John R. Robbins denies that Christ is the 2nd Person of the Trinity Incarnate who is a human being and the being of God (an "impersonal" human nature and a personal divine nature), therby denying the Hypostatic Union.
How can this painful collection of such strange sayings not be considered Unorthodox, Anti-Chalcedon Creed, Anti-Athanasian Creed, Un-Confessional, and rooted in the ancient "2 person" Heresy (known as nestorianism)?
Please know that I did read the PB thread entitled "Dr. Gordon Clark - NeoNestorian?"
But, a sermon by a Pastor recently pointed me to Gordon H. Clark's Book The Incarnation, and I am still IN SHOCK.
And now I'm aware of many on Facebook currently discussing the following issues, and have learned much.
These are two of the most difficult quotes:
“Who suffered and died in the suffering and death of Jesus?” “On the cross Jesus said, ‘I thirst.’ No trinitarian Person could have said this because the Three Persons are pure incorporeal spirits . . . Who then, or what, thirsted on the cross?” (p. 73).
“Let us then take it for granted that God cannot die.
Now, if Christ be one divine person, no person was crucified and died. What then died on the cross?” (p. 69)
I can't come to terms with the things Gordon H. Clark said in his book The Incarnation.
And I've heard him say similar things elsewhere. I can't find him ever defending the "human nature" that Christ assumed as "impersonal" in accordance with Chalcedon.
And have heard him say elsewhere that it violated God's Impassibility & Immutability if the Divine Person wept, wearied, thirsted, hungered, suffered, and died and therefore insisting that He didn't.
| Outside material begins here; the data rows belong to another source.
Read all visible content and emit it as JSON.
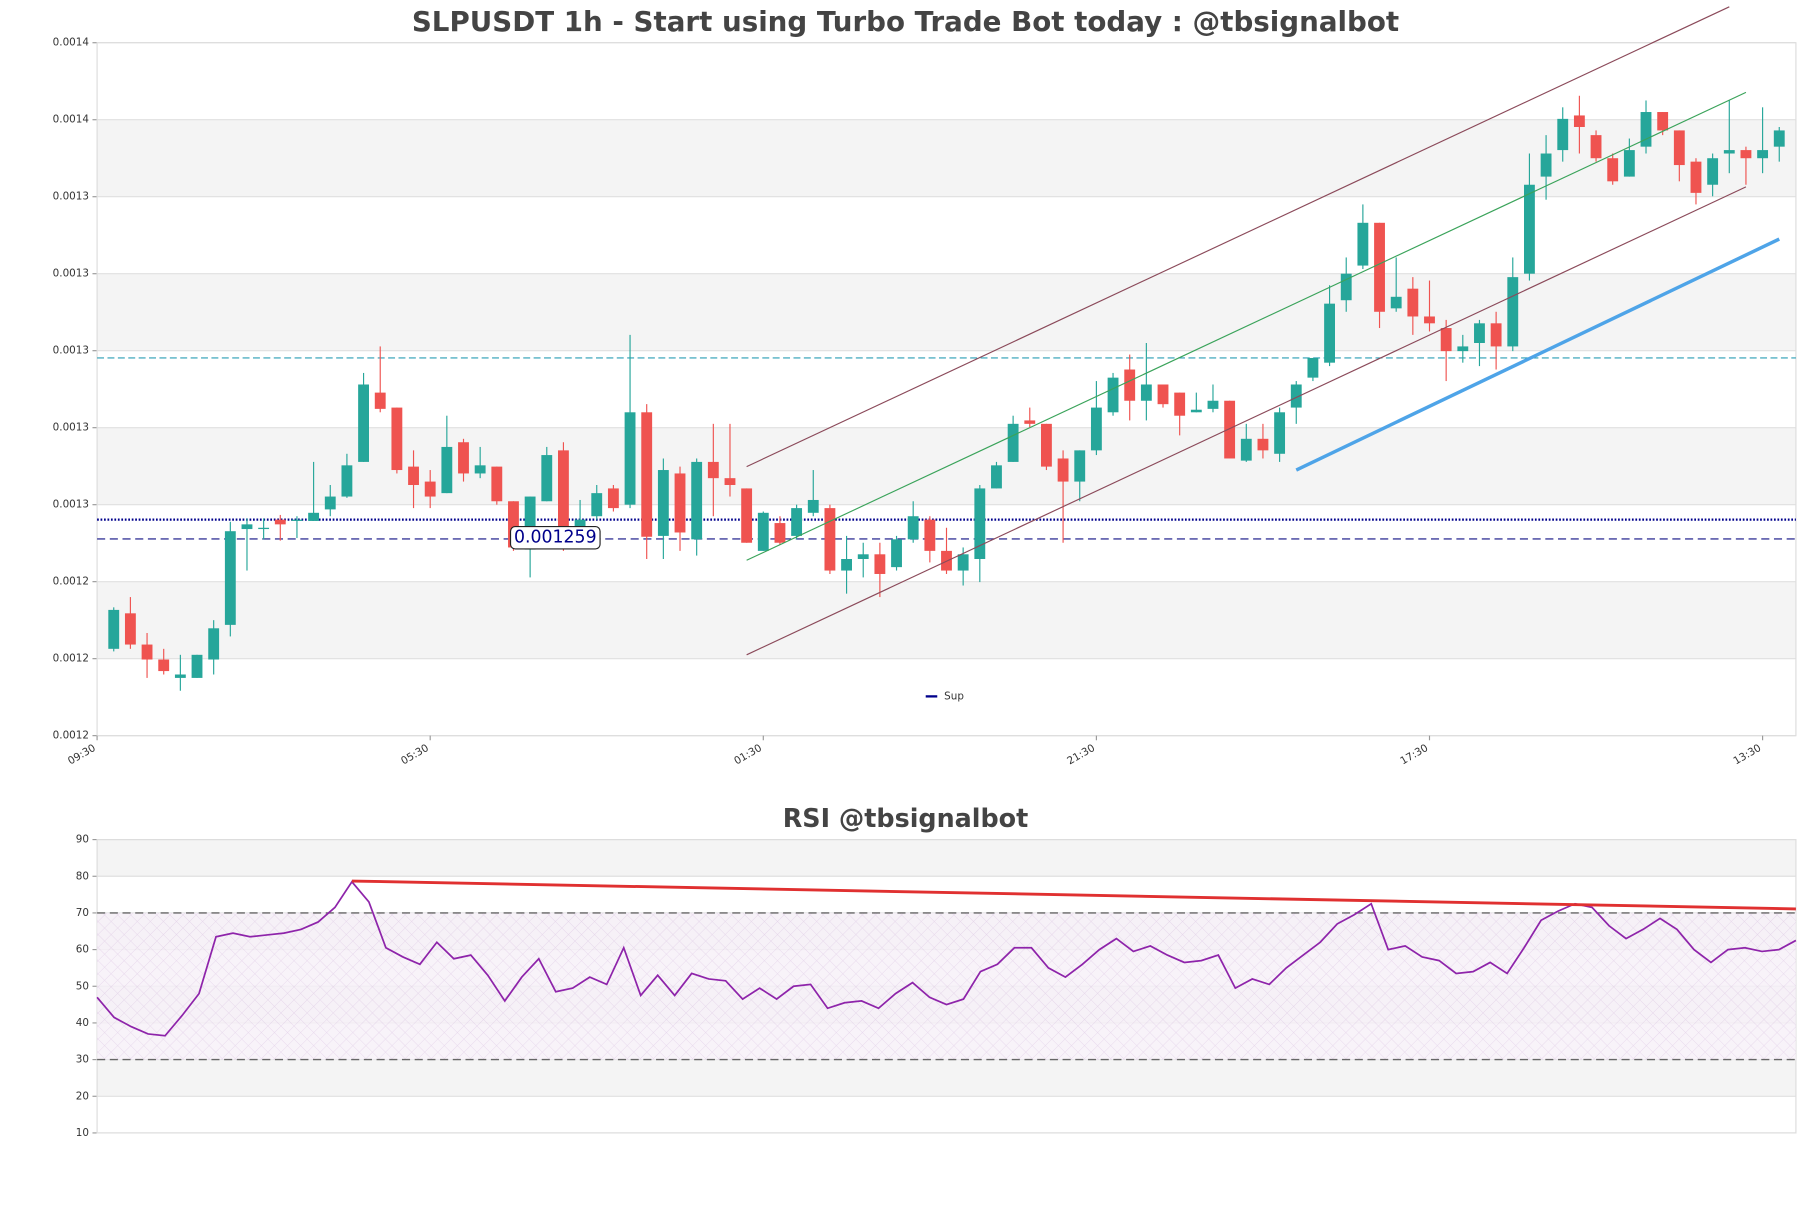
{
  "chart_data": [
    {
      "type": "candlestick",
      "title": "SLPUSDT 1h - Start using Turbo Trade Bot today : @tbsignalbot",
      "x": [
        1,
        2,
        3,
        4,
        5,
        6,
        7,
        8,
        9,
        10,
        11,
        12,
        13,
        14,
        15,
        16,
        17,
        18,
        19,
        20,
        21,
        22,
        23,
        24,
        25,
        26,
        27,
        28,
        29,
        30,
        31,
        32,
        33,
        34,
        35,
        36,
        37,
        38,
        39,
        40,
        41,
        42,
        43,
        44,
        45,
        46,
        47,
        48,
        49,
        50,
        51,
        52,
        53,
        54,
        55,
        56,
        57,
        58,
        59,
        60,
        61,
        62,
        63,
        64,
        65,
        66,
        67,
        68,
        69,
        70,
        71,
        72,
        73,
        74,
        75,
        76,
        77,
        78,
        79,
        80,
        81,
        82,
        83,
        84,
        85,
        86,
        87,
        88,
        89,
        90,
        91,
        92,
        93,
        94,
        95,
        96,
        97,
        98,
        99,
        100,
        101
      ],
      "open": [
        0.0012333,
        0.0012416,
        0.0012343,
        0.0012308,
        0.0012265,
        0.0012265,
        0.0012308,
        0.0012389,
        0.0012613,
        0.0012613,
        0.0012635,
        0.0012632,
        0.0012632,
        0.0012659,
        0.0012689,
        0.001277,
        0.0012932,
        0.0012897,
        0.0012759,
        0.0012724,
        0.0012697,
        0.0012816,
        0.0012743,
        0.0012759,
        0.0012678,
        0.0012565,
        0.0012678,
        0.0012797,
        0.0012616,
        0.0012643,
        0.0012708,
        0.001267,
        0.0012886,
        0.0012597,
        0.0012743,
        0.0012589,
        0.001277,
        0.0012732,
        0.0012708,
        0.0012562,
        0.0012627,
        0.0012597,
        0.0012651,
        0.0012662,
        0.0012516,
        0.0012543,
        0.0012554,
        0.0012524,
        0.0012589,
        0.0012635,
        0.0012562,
        0.0012516,
        0.0012543,
        0.0012708,
        0.001277,
        0.0012867,
        0.0012859,
        0.0012778,
        0.0012724,
        0.0012797,
        0.0012886,
        0.0012986,
        0.0012913,
        0.0012951,
        0.0012932,
        0.0012886,
        0.0012894,
        0.0012913,
        0.0012773,
        0.0012824,
        0.0012789,
        0.0012897,
        0.0012967,
        0.0013002,
        0.0013148,
        0.0013229,
        0.0013329,
        0.0013129,
        0.0013175,
        0.001311,
        0.0013083,
        0.0013029,
        0.0013048,
        0.0013094,
        0.001304,
        0.001321,
        0.0013437,
        0.0013499,
        0.001358,
        0.0013534,
        0.001348,
        0.0013437,
        0.0013507,
        0.0013588,
        0.0013545,
        0.0013472,
        0.0013418,
        0.0013491,
        0.0013499,
        0.001348,
        0.0013507
      ],
      "high": [
        0.001243,
        0.0012454,
        0.001237,
        0.0012333,
        0.0012319,
        0.0012319,
        0.00124,
        0.001263,
        0.0012638,
        0.0012638,
        0.0012646,
        0.0012643,
        0.001277,
        0.0012716,
        0.0012789,
        0.0012978,
        0.001304,
        0.0012897,
        0.0012797,
        0.0012751,
        0.0012878,
        0.0012824,
        0.0012805,
        0.0012759,
        0.0012678,
        0.0012689,
        0.0012805,
        0.0012816,
        0.0012681,
        0.0012716,
        0.0012716,
        0.0013067,
        0.0012905,
        0.0012778,
        0.0012759,
        0.0012778,
        0.0012859,
        0.0012859,
        0.0012708,
        0.0012654,
        0.0012643,
        0.001267,
        0.0012751,
        0.001267,
        0.0012597,
        0.0012581,
        0.0012581,
        0.0012597,
        0.0012678,
        0.0012643,
        0.0012616,
        0.001257,
        0.0012716,
        0.001277,
        0.0012878,
        0.0012897,
        0.0012859,
        0.0012797,
        0.0012797,
        0.0012959,
        0.0012978,
        0.0013021,
        0.0013048,
        0.0012951,
        0.0012932,
        0.0012932,
        0.0012951,
        0.0012913,
        0.0012859,
        0.0012859,
        0.0012897,
        0.0012959,
        0.0013013,
        0.0013183,
        0.0013248,
        0.0013372,
        0.0013329,
        0.0013248,
        0.0013202,
        0.0013194,
        0.0013102,
        0.0013067,
        0.0013102,
        0.0013121,
        0.0013248,
        0.0013491,
        0.0013534,
        0.0013599,
        0.0013626,
        0.0013545,
        0.0013491,
        0.0013526,
        0.0013615,
        0.0013588,
        0.0013545,
        0.001348,
        0.0013491,
        0.0013615,
        0.0013507,
        0.0013599,
        0.0013553
      ],
      "low": [
        0.0012327,
        0.0012333,
        0.0012265,
        0.0012273,
        0.0012235,
        0.0012265,
        0.0012273,
        0.0012362,
        0.0012516,
        0.0012589,
        0.0012586,
        0.0012592,
        0.0012632,
        0.0012643,
        0.0012686,
        0.001277,
        0.0012886,
        0.0012743,
        0.0012662,
        0.0012662,
        0.0012697,
        0.0012724,
        0.0012732,
        0.001267,
        0.0012562,
        0.00125,
        0.0012678,
        0.0012562,
        0.0012616,
        0.0012635,
        0.0012654,
        0.0012662,
        0.0012543,
        0.0012543,
        0.0012562,
        0.0012551,
        0.0012643,
        0.0012689,
        0.0012581,
        0.0012562,
        0.0012576,
        0.0012589,
        0.0012643,
        0.0012508,
        0.0012462,
        0.00125,
        0.0012454,
        0.0012516,
        0.0012581,
        0.0012535,
        0.0012508,
        0.0012481,
        0.0012489,
        0.0012708,
        0.001277,
        0.0012851,
        0.0012751,
        0.0012581,
        0.0012678,
        0.0012786,
        0.0012878,
        0.0012867,
        0.0012867,
        0.0012897,
        0.0012832,
        0.0012886,
        0.0012886,
        0.0012778,
        0.001277,
        0.0012778,
        0.001277,
        0.0012859,
        0.0012959,
        0.0012994,
        0.0013121,
        0.0013221,
        0.0013083,
        0.0013121,
        0.0013067,
        0.0013075,
        0.0012959,
        0.0013002,
        0.0012994,
        0.0012986,
        0.0013029,
        0.0013194,
        0.0013383,
        0.0013472,
        0.0013491,
        0.0013472,
        0.0013418,
        0.0013437,
        0.0013491,
        0.0013534,
        0.0013426,
        0.0013372,
        0.0013391,
        0.0013445,
        0.0013418,
        0.0013445,
        0.0013472
      ],
      "close": [
        0.0012424,
        0.0012343,
        0.0012308,
        0.0012281,
        0.0012273,
        0.0012319,
        0.0012381,
        0.0012608,
        0.0012624,
        0.0012616,
        0.0012624,
        0.0012635,
        0.0012651,
        0.0012689,
        0.0012762,
        0.0012951,
        0.0012894,
        0.0012751,
        0.0012716,
        0.0012689,
        0.0012805,
        0.0012743,
        0.0012762,
        0.0012678,
        0.001257,
        0.0012689,
        0.0012786,
        0.0012616,
        0.0012635,
        0.0012697,
        0.0012662,
        0.0012886,
        0.0012595,
        0.0012751,
        0.0012605,
        0.001277,
        0.0012732,
        0.0012716,
        0.0012581,
        0.0012651,
        0.0012581,
        0.0012662,
        0.0012681,
        0.0012516,
        0.0012543,
        0.0012554,
        0.0012508,
        0.0012589,
        0.0012643,
        0.0012562,
        0.0012516,
        0.0012554,
        0.0012708,
        0.0012762,
        0.0012859,
        0.0012859,
        0.0012759,
        0.0012724,
        0.0012797,
        0.0012897,
        0.0012967,
        0.0012913,
        0.0012951,
        0.0012905,
        0.0012878,
        0.0012892,
        0.0012913,
        0.0012778,
        0.0012824,
        0.0012797,
        0.0012886,
        0.0012951,
        0.0013013,
        0.001314,
        0.001321,
        0.0013329,
        0.0013121,
        0.0013156,
        0.001311,
        0.0013094,
        0.0013029,
        0.001304,
        0.0013094,
        0.001304,
        0.0013202,
        0.0013418,
        0.0013491,
        0.0013572,
        0.0013553,
        0.001348,
        0.0013426,
        0.0013499,
        0.0013588,
        0.0013545,
        0.0013464,
        0.0013399,
        0.001348,
        0.0013499,
        0.001348,
        0.0013499,
        0.0013545
      ],
      "up_color": "#26a69a",
      "down_color": "#ef5350",
      "xlim": [
        0,
        102
      ],
      "xticks": [
        {
          "value": 0,
          "label": "09:30"
        },
        {
          "value": 20,
          "label": "05:30"
        },
        {
          "value": 40,
          "label": "01:30"
        },
        {
          "value": 60,
          "label": "21:30"
        },
        {
          "value": 80,
          "label": "17:30"
        },
        {
          "value": 100,
          "label": "13:30"
        }
      ],
      "ylim": [
        0.001213,
        0.001375
      ],
      "yticks": [
        {
          "value": 0.001213,
          "label": "0.0012"
        },
        {
          "value": 0.001231,
          "label": "0.0012"
        },
        {
          "value": 0.001249,
          "label": "0.0012"
        },
        {
          "value": 0.001267,
          "label": "0.0013"
        },
        {
          "value": 0.001285,
          "label": "0.0013"
        },
        {
          "value": 0.001303,
          "label": "0.0013"
        },
        {
          "value": 0.001321,
          "label": "0.0013"
        },
        {
          "value": 0.001339,
          "label": "0.0013"
        },
        {
          "value": 0.001357,
          "label": "0.0014"
        },
        {
          "value": 0.001375,
          "label": "0.0014"
        }
      ],
      "grid": true,
      "hlines": [
        {
          "name": "Sup",
          "value": 0.0012635,
          "color": "#00008b",
          "style": "dotted"
        },
        {
          "value": 0.0013013,
          "color": "#2a9db5",
          "style": "dashed"
        }
      ],
      "last_price": 0.001259,
      "last_price_color": "#3a3a9a",
      "trendlines": [
        {
          "x": [
            39,
            98
          ],
          "y": [
            0.0012759,
            0.0013834
          ],
          "color": "#8b4a5a",
          "width": 1
        },
        {
          "x": [
            39,
            99
          ],
          "y": [
            0.001254,
            0.0013634
          ],
          "color": "#3aa35a",
          "width": 1
        },
        {
          "x": [
            39,
            99
          ],
          "y": [
            0.0012319,
            0.0013413
          ],
          "color": "#8b4a5a",
          "width": 1
        },
        {
          "x": [
            72,
            101
          ],
          "y": [
            0.0012751,
            0.0013291
          ],
          "color": "#4ea4e8",
          "width": 3
        }
      ],
      "legend": "lower center"
    },
    {
      "type": "line",
      "title": "RSI @tbsignalbot",
      "values": [
        47,
        41.5,
        39,
        37,
        36.5,
        42,
        48,
        63.5,
        64.5,
        63.5,
        64,
        64.5,
        65.5,
        67.5,
        71.5,
        78.5,
        73,
        60.5,
        58,
        56,
        62,
        57.5,
        58.5,
        53,
        46,
        52.5,
        57.5,
        48.5,
        49.5,
        52.5,
        50.5,
        60.5,
        47.5,
        53,
        47.5,
        53.5,
        52,
        51.5,
        46.5,
        49.5,
        46.5,
        50,
        50.5,
        44,
        45.5,
        46,
        44,
        48,
        51,
        47,
        45,
        46.5,
        54,
        56,
        60.5,
        60.5,
        55,
        52.5,
        56,
        60,
        63,
        59.5,
        61,
        58.5,
        56.5,
        57,
        58.5,
        49.5,
        52,
        50.5,
        55,
        58.5,
        62,
        67,
        69.5,
        72.5,
        60,
        61,
        58,
        57,
        53.5,
        54,
        56.5,
        53.5,
        60.5,
        68,
        70.5,
        72.5,
        71.5,
        66.5,
        63,
        65.5,
        68.5,
        65.5,
        60,
        56.5,
        60,
        60.5,
        59.5,
        60,
        62.5
      ],
      "color": "#8e24aa",
      "ylim": [
        10,
        90
      ],
      "yticks": [
        10,
        20,
        30,
        40,
        50,
        60,
        70,
        80,
        90
      ],
      "grid": true,
      "levels": [
        70,
        30
      ],
      "trendline": {
        "x": [
          15,
          100
        ],
        "y": [
          78.7,
          71.1
        ],
        "color": "#e03030",
        "width": 2.5
      }
    }
  ]
}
And then he says many time in many places "a man is what he thinks" referencing Proverbs 23: 7 "For as he thinketh in his heart, so is he: Eat and drink, saith he to thee; but his heart is not with thee."
And then he infers that Christ's human mind is person because for Jesus to be a "real human being" it is in his human mind what he is by way of what he thinks (and I am referring to Christ with the lower case "he" because Gordon H. Clark is not referring to the Divine Person being con-substantial with the humanity! And he even complains here, and many places elsewhere, that the theologians who wrote the Creed of Chalcedon didn't have proper definition for what "con-substantial" means.
How could Clark's Christ be the "Person of the Mediator"?
How could Clark's Christ Atone?
Additionally, in his Book on the Trinity he has rather odd definition of what each divine person (subsistence) is, that influences his definitions of other things elsewhere, calling the Trinitarian Persons "bundles of thoughts".
Doesn't the being of God have 1 mind and 1 will?
I recall reading complaints of his about Christ having 2 Wills and 2 minds.
And if you read on the Trinity Foundation's website the description of his book The Incarnation you will discover that it mentions controversies and misunderstandings through the Millennia about Christ having 2 wills, and also calls into questions the competency of the theologians who wrote the Creed of Chalcedon claiming they lacked proper definitions of every term they use.
Doesn't every human being know intuitively with the good common sense the Lord gave us that a person says "I" and is Self-Conscious and is the "who"?
Doesn't John 3:13 prove that Christ is 1 Divine Person who was on Earth and in Heaven simultaneously?
Isn't this a simultaneity of consciousness of the one Divine Person?
John 3:13 “And no man hath ascended up to heaven, but he that came down from heaven, even the Son of man which is in heaven.”
But things get even worse, causing me further SHOCK, when I learned his protege John R. Robbins describes Jesus Christ as being an "individual" (a composite being) who is "a human person indwelt by the Logos".
John R. Robbins denies that Christ is the 2nd Person of the Trinity Incarnate who is a human being and the being of God (an "impersonal" human nature and a personal divine nature), therby denying the Hypostatic Union.
How can this painful collection of such strange sayings not be considered Unorthodox, Anti-Chalcedon Creed, Anti-Athanasian Creed, Un-Confessional, and rooted in the ancient "2 person" Heresy (known as nestorianism)?